The tool identified nine different apps which carried critical security flaws. Two out of the nine identified apps were from two of the largest banks in the United States, the Bank of America, and HSBC. Surprisingly, one of the most popular VPN app services, TunnelBear, was also found to be carrying security vulnerabilities.
Since the security vulnerabilities were discovered, most app developers have made patches available to address the flaws. However, according to researchers, the nine apps had a total user base of over 10 million users.
The research team analyzed both Apple and Android-based apps.
Once the discovered vulnerabilities are exploited, hackers could target victims by connecting to the same network, something which is easy to orchestrate, especially in publicly available Wi-Fi spots. After connecting, the hacker could conduct a man-in-the-middle (MitM) attack to steal the victim’s usernames, passwords, and pin codes.
According to the researchers, most of the security flaws were caused by a specific piece of technology, known as “certificate pinning”. Essentially this means that the app’s standard security test was incapable of detecting security threats which sought to steal the user’s login credentials.
In addition, the security vulnerabilities would allow hackers to decrypt, view and influence the user’s network traffic by using the app. This, in turn, would allow hackers extensive control over most operations performed on the app.
According to experts, apps from Santander as well as the Allied Irish Bank, often fell victim to in-app phishing attacks.
These phishing attacks would essentially enable the hacker to hijack a user’s screen when the app is in use, and then conduct a phishing attack to steal their login credentials.
The Bank of America has responded to the security threats by stating that the discovered security flaw was identified in their Health app almost two years ago, during January 2016. Since then the security flaws were addressed and no user information has been compromised at this time.

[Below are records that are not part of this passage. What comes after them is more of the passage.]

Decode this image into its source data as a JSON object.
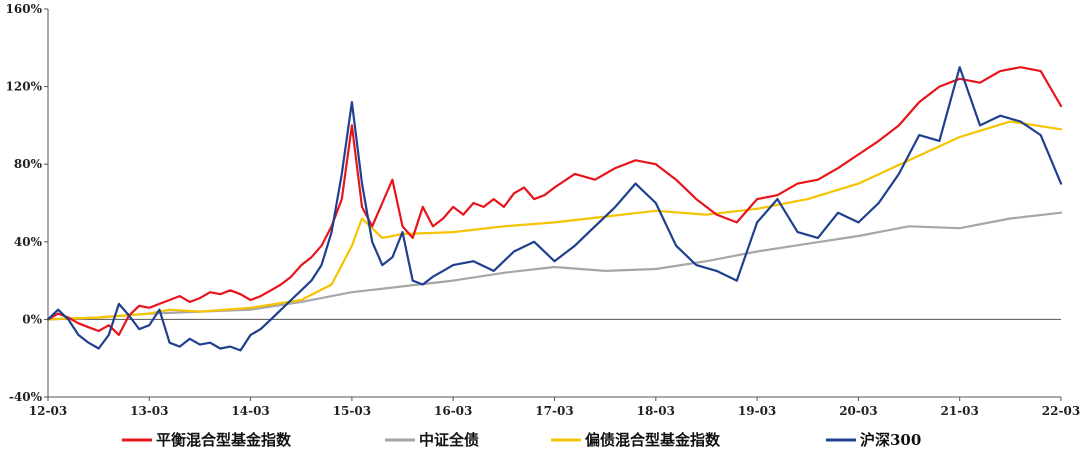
{
  "chart_data": {
    "type": "line",
    "title": "",
    "xlabel": "",
    "ylabel": "",
    "ylim": [
      -40,
      160
    ],
    "y_ticks": [
      "160%",
      "120%",
      "80%",
      "40%",
      "0%",
      "-40%"
    ],
    "y_tick_values": [
      160,
      120,
      80,
      40,
      0,
      -40
    ],
    "x_ticks": [
      "12-03",
      "13-03",
      "14-03",
      "15-03",
      "16-03",
      "17-03",
      "18-03",
      "19-03",
      "20-03",
      "21-03",
      "22-03"
    ],
    "grid": false,
    "legend_position": "bottom",
    "series": [
      {
        "name": "平衡混合型基金指数",
        "color": "#e8141a",
        "x": [
          0,
          0.1,
          0.2,
          0.3,
          0.4,
          0.5,
          0.6,
          0.7,
          0.8,
          0.9,
          1.0,
          1.1,
          1.2,
          1.3,
          1.4,
          1.5,
          1.6,
          1.7,
          1.8,
          1.9,
          2.0,
          2.1,
          2.2,
          2.3,
          2.4,
          2.5,
          2.6,
          2.7,
          2.8,
          2.9,
          3.0,
          3.1,
          3.2,
          3.3,
          3.4,
          3.5,
          3.6,
          3.7,
          3.8,
          3.9,
          4.0,
          4.1,
          4.2,
          4.3,
          4.4,
          4.5,
          4.6,
          4.7,
          4.8,
          4.9,
          5.0,
          5.2,
          5.4,
          5.6,
          5.8,
          6.0,
          6.2,
          6.4,
          6.6,
          6.8,
          7.0,
          7.2,
          7.4,
          7.6,
          7.8,
          8.0,
          8.2,
          8.4,
          8.6,
          8.8,
          9.0,
          9.2,
          9.4,
          9.6,
          9.8,
          10.0
        ],
        "values": [
          0,
          3,
          1,
          -2,
          -4,
          -6,
          -3,
          -8,
          2,
          7,
          6,
          8,
          10,
          12,
          9,
          11,
          14,
          13,
          15,
          13,
          10,
          12,
          15,
          18,
          22,
          28,
          32,
          38,
          48,
          62,
          100,
          58,
          48,
          60,
          72,
          48,
          42,
          58,
          48,
          52,
          58,
          54,
          60,
          58,
          62,
          58,
          65,
          68,
          62,
          64,
          68,
          75,
          72,
          78,
          82,
          80,
          72,
          62,
          54,
          50,
          62,
          64,
          70,
          72,
          78,
          85,
          92,
          100,
          112,
          120,
          124,
          122,
          128,
          130,
          128,
          110
        ]
      },
      {
        "name": "中证全债",
        "color": "#a6a6a6",
        "x": [
          0,
          0.5,
          1.0,
          1.5,
          2.0,
          2.5,
          3.0,
          3.5,
          4.0,
          4.5,
          5.0,
          5.5,
          6.0,
          6.5,
          7.0,
          7.5,
          8.0,
          8.5,
          9.0,
          9.5,
          10.0
        ],
        "values": [
          0,
          1,
          3,
          4,
          5,
          9,
          14,
          17,
          20,
          24,
          27,
          25,
          26,
          30,
          35,
          39,
          43,
          48,
          47,
          52,
          55
        ]
      },
      {
        "name": "偏债混合型基金指数",
        "color": "#f5c400",
        "x": [
          0,
          0.5,
          1.0,
          1.2,
          1.5,
          2.0,
          2.5,
          2.8,
          3.0,
          3.1,
          3.3,
          3.5,
          4.0,
          4.5,
          5.0,
          5.5,
          6.0,
          6.5,
          7.0,
          7.5,
          8.0,
          8.5,
          9.0,
          9.5,
          10.0
        ],
        "values": [
          0,
          1,
          3,
          5,
          4,
          6,
          10,
          18,
          38,
          52,
          42,
          44,
          45,
          48,
          50,
          53,
          56,
          54,
          57,
          62,
          70,
          82,
          94,
          102,
          98
        ]
      },
      {
        "name": "沪深300",
        "color": "#1f3f8f",
        "x": [
          0,
          0.1,
          0.2,
          0.3,
          0.4,
          0.5,
          0.6,
          0.7,
          0.8,
          0.9,
          1.0,
          1.1,
          1.2,
          1.3,
          1.4,
          1.5,
          1.6,
          1.7,
          1.8,
          1.9,
          2.0,
          2.1,
          2.2,
          2.3,
          2.4,
          2.5,
          2.6,
          2.7,
          2.8,
          2.9,
          3.0,
          3.1,
          3.2,
          3.3,
          3.4,
          3.5,
          3.6,
          3.7,
          3.8,
          3.9,
          4.0,
          4.2,
          4.4,
          4.6,
          4.8,
          5.0,
          5.2,
          5.4,
          5.6,
          5.8,
          6.0,
          6.2,
          6.4,
          6.6,
          6.8,
          7.0,
          7.2,
          7.4,
          7.6,
          7.8,
          8.0,
          8.2,
          8.4,
          8.6,
          8.8,
          9.0,
          9.2,
          9.4,
          9.6,
          9.8,
          10.0
        ],
        "values": [
          0,
          5,
          0,
          -8,
          -12,
          -15,
          -8,
          8,
          2,
          -5,
          -3,
          5,
          -12,
          -14,
          -10,
          -13,
          -12,
          -15,
          -14,
          -16,
          -8,
          -5,
          0,
          5,
          10,
          15,
          20,
          28,
          45,
          75,
          112,
          70,
          40,
          28,
          32,
          45,
          20,
          18,
          22,
          25,
          28,
          30,
          25,
          35,
          40,
          30,
          38,
          48,
          58,
          70,
          60,
          38,
          28,
          25,
          20,
          50,
          62,
          45,
          42,
          55,
          50,
          60,
          75,
          95,
          92,
          130,
          100,
          105,
          102,
          95,
          70
        ]
      }
    ]
  }
}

The above technique is well-known amongst hackers and is frequently used in Android attacks. The attack, known as an overlay attack, refer to malicious software Trojans bypassing Google’s threat detection software which makes malicious apps available on the Google Play Store. One of the most notorious Trojans to date is the damaging Bankbot.
Firms responsible for the affected apps have since the discovery of the security flaws taken steps to rectify the flaws by making security patches available. In addition, they have notified users to download the latest apps to ensure that no user is impacted by the security vulnerabilities.

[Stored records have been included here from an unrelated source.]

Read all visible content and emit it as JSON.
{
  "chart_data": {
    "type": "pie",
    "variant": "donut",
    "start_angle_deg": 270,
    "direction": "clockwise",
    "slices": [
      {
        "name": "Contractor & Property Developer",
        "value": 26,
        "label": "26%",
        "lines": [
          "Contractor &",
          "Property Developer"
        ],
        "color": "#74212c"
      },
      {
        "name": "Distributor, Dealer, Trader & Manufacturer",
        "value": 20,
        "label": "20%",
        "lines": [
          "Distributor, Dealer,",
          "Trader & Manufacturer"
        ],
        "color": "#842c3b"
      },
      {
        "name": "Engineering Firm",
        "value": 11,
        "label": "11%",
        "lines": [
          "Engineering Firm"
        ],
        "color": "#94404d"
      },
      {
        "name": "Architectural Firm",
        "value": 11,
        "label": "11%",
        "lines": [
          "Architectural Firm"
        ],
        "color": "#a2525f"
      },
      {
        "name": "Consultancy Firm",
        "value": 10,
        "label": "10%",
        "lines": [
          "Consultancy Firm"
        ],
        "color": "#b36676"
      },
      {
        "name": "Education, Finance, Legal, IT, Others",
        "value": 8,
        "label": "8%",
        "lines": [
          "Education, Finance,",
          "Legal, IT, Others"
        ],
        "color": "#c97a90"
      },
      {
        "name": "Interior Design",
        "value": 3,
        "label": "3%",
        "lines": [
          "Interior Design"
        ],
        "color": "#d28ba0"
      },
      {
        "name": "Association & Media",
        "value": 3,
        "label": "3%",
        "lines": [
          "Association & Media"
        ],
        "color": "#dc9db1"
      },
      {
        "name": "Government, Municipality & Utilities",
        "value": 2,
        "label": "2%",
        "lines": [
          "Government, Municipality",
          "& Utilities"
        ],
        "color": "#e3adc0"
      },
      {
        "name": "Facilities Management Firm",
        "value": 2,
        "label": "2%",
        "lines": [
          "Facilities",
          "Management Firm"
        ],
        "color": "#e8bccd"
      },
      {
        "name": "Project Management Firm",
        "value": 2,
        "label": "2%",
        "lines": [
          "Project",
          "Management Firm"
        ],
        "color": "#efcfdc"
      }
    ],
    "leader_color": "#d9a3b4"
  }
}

According to one of the researchers, Dr. Tom Chothia, the majority of analyzed apps demonstrated excellent security protocols. In addition, the flaws that were eventually detected were hard to pick up on in the first place.

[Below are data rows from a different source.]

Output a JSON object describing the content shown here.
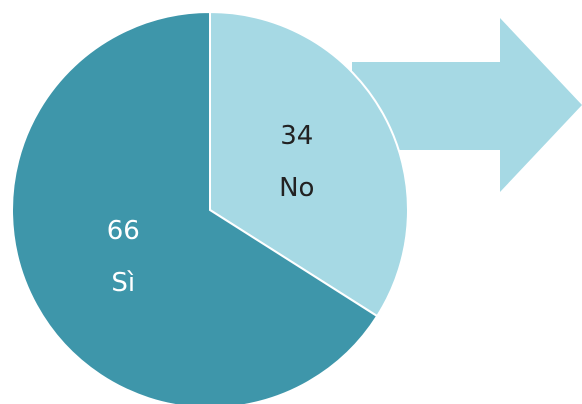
{
  "chart_data": {
    "type": "pie",
    "categories": [
      "No",
      "Sì"
    ],
    "values": [
      34,
      66
    ],
    "colors": [
      "#a6d9e4",
      "#3e96aa"
    ],
    "label_colors": [
      "#222222",
      "#ffffff"
    ]
  }
}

Dr. Chothia added, that it’s impossible to confirm whether these vulnerabilities have been exploited, however, if they were, hackers likely did so by infiltrating a user’s app using a previously compromised public network.
Another researcher, Dr. Flavio Garcia, noted that, while Certificate pinning is a good security protocol in general, it often complicates the process for security testers to detect possible threats and security flaws.
The teams’ findings were published in the ACSAC 2017 journal and has been presented at the 33rd Annual Computer Security Applications Conference.